The National Center for Education Statistics (NCES) regularly releases data summarizing selected school performance measures. The four-year adjusted cohort graduation rate is calculated by dividing the number of regular high school diplomas earned within four-years (“on-time”) by an “adjusted cohort.” The adjusted cohort begins with all individuals who entered 9th grade four years previously. It then adds to this group all individuals who transferred in between Grade 9 and graduation and subtracts students who transferred out, emigrated, or passed away over this same time period.

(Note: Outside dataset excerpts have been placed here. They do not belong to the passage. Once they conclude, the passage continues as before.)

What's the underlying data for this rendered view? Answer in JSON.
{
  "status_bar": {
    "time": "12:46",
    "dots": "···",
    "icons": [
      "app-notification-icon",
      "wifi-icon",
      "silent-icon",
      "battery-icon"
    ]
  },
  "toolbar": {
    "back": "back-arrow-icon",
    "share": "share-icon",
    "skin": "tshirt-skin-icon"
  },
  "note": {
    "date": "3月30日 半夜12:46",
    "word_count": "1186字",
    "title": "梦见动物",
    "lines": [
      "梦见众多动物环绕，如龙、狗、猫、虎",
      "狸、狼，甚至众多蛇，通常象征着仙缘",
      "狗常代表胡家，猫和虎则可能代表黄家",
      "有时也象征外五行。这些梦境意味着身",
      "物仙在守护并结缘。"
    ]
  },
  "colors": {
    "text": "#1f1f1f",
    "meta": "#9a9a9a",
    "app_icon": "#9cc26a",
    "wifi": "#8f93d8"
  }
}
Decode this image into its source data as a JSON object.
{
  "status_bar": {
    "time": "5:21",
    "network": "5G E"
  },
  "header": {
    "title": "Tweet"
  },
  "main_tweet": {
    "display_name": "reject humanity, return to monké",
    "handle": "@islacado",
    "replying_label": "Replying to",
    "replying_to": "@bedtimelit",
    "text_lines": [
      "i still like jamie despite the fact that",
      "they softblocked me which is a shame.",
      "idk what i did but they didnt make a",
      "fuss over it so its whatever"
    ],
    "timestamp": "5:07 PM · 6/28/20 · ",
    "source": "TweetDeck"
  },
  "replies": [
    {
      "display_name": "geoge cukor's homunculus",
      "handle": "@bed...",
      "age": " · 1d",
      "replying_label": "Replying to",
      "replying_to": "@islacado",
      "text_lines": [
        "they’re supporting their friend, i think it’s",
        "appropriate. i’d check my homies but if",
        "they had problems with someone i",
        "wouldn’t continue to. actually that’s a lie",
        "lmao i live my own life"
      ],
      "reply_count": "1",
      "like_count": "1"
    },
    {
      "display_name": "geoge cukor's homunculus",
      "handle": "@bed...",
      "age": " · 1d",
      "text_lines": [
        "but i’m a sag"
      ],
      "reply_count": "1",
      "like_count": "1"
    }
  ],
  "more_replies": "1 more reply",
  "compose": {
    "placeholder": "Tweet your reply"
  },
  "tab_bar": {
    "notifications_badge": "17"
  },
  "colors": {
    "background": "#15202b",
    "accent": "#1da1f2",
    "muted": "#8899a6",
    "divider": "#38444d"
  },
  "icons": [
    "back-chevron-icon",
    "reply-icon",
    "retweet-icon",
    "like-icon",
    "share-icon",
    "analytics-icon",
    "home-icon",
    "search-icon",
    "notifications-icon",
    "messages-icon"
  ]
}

Certain students are not well-captured by this measure. These include Individuals who take longer than four years to receive a regular high school diploma, such as those who are held back or simultaneously enrolled in high school and an associate’s degree program. Other students do not receive “regular diplomas,” such as those with an Individualized Education Plan (IEP) or those who successfully complete a high school equivalency credential such as the GED. As the NCES notes, these students are “counted within the cohort[, but] are neither dropouts, nor on-time completers.”
In North Carolina, the 4-year adjusted cohort graduation rate for high school students was 80% in the 2011-12 school year, meaning that 4 of every 5 students who began 9th grade for the first time in 2008 earned a regular high school diploma within four years. This was the same as the national rate. The 4-year adjusted cohort graduation rate ranged from a low of 59% in DC to a high of 89% in Iowa.